The film follows seventeen-year-old María, whose life of quiet desperation slaving away with her parents on a coffee plantation is poised for drastic improvement by her arranged betrothal to the operation’s older overseer. Like most teenagers, María has ideas of her own and would much rather run off to America with her boyfriend, drunken field hand Pepe. This leads to some disastrous, if largely predictable, decisions. But what makes Ixcanul such a powerful film is not the rote melodrama that provides the spine of its narrative, but the characters and relationships that make up its heart. It may be almost as hard to watch María risk her family’s chance for financial security as it is to watch them slaughter a hog for her engagement dinner, but there’s never a moment when her decisions feel anything less than absolutely believable and organic from a perspective of story and character.
Writer-director Jayro Bustamante’s debut feature draws heavily from his childhood in Guatemala and his extensive research among its indigenous Mayan farm workers, much of the film’s narrative shading having been derived from stories he collected during the process. Bustamante’s legwork pays huge dividends, especially in his evenhanded portrayals of folk rituals that depict the mystical spirituality of the farm workers as something more serious and sincere than simple superstition. Beyond his deft handling of plot and structure, he expertly extracts stellar performances from his cast of non-professional indigenous actors, further engraining the naturalistic feel established by cinematographer Luis Armando Arteaga’s exceptional camera work.
The real hook with Ixcanul is in the way its third act pulls together its various conflicts to expose a much larger problem confronting Maria and her parents.

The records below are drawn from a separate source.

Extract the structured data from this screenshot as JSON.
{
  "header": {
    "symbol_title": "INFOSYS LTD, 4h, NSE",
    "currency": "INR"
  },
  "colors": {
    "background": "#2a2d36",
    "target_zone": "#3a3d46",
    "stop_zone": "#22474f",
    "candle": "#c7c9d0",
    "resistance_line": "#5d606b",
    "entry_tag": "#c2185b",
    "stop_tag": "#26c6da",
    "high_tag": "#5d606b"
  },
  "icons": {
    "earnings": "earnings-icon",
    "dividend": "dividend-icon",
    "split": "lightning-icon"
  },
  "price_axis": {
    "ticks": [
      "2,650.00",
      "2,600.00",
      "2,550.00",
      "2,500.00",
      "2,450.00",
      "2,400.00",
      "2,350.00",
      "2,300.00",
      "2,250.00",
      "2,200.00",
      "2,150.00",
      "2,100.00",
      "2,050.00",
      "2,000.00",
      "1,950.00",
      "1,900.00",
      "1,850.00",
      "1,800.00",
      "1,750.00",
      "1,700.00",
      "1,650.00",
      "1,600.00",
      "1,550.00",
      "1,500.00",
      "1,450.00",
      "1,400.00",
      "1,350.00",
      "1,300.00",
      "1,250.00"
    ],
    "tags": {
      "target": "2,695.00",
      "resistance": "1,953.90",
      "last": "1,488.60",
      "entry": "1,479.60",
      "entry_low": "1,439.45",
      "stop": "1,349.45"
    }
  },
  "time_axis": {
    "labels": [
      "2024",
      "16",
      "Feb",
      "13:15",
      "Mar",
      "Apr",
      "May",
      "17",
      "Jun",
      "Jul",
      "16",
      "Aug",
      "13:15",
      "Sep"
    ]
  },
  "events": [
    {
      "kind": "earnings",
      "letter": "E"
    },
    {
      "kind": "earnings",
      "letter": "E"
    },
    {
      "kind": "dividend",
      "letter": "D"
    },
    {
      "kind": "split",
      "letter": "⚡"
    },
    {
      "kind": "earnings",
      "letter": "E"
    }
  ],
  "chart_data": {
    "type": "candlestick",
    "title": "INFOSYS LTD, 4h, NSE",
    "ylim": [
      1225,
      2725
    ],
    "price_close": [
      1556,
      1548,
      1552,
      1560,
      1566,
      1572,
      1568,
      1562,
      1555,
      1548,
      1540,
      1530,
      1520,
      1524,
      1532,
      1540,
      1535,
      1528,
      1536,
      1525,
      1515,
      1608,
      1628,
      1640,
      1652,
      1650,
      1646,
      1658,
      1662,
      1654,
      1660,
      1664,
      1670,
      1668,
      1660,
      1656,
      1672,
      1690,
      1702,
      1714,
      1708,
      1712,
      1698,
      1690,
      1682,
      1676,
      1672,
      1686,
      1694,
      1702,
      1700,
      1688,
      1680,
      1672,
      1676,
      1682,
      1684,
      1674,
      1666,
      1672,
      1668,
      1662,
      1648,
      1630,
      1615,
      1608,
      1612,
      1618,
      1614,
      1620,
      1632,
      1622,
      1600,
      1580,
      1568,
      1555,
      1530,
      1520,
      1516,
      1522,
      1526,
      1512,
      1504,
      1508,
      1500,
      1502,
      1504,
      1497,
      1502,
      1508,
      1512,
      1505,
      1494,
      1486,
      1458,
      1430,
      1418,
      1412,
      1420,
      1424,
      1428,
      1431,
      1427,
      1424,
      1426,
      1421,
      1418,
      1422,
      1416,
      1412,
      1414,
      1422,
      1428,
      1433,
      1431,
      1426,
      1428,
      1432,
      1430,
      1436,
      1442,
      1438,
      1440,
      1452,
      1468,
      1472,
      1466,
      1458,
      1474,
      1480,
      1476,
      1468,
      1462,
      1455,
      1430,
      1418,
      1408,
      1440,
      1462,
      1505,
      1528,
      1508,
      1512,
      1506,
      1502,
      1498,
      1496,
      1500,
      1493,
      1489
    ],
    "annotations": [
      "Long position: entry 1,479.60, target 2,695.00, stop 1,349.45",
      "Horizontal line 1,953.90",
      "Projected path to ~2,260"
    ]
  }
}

Bustamante upends the narrative’s more familiar drama to expose an insidious threat in the form of big city doctors and semi-assimilated Ignacio, the overseer to whom María was promised and who’s none too pleased about her dalliance with Pepe. If the resultant resolution is surprising, the pitiful denouement is not; a world this indifferent is never likely to provide a happy ending, only the wisdom earned through suffering.
The word “ixcanul” means “volcano” in the Kaqchikel Mayan dialect spoken throughout the film, and the volcano is a powerful symbol for both the destructive capacity of both Maria’s emergent sexuality and the natural world in which she lives. The poetry of Bustamante’s film is in his ability to intertwine the two through the animistic worldview of his characters before confronting them with the harsh realities of modernity that exist beyond the horizon. When Maria asks what’s on the other side of the volcano that frames the only world she’s ever known, Pepe tells her “America” while her mother simply responds “cold weather.” It’s hard to say which concept is more threatening in the context of Maria’s story.
It should probably go without saying at this point, but be forewarned that Ixcanul is not the feel-good hit of the summer. Audiences looking for a less challenging story about a young woman on the cusp of maturity can go see Girl Asleep and have a nice, comfy first-world laugh. However, those willing to endure the rigors of Bustamante’s narrative will be rewarded with an experience as powerful as the tectonic forces of the eponymous peak, and one which will haunt viewers long after they’ve left the theater. Not Rated.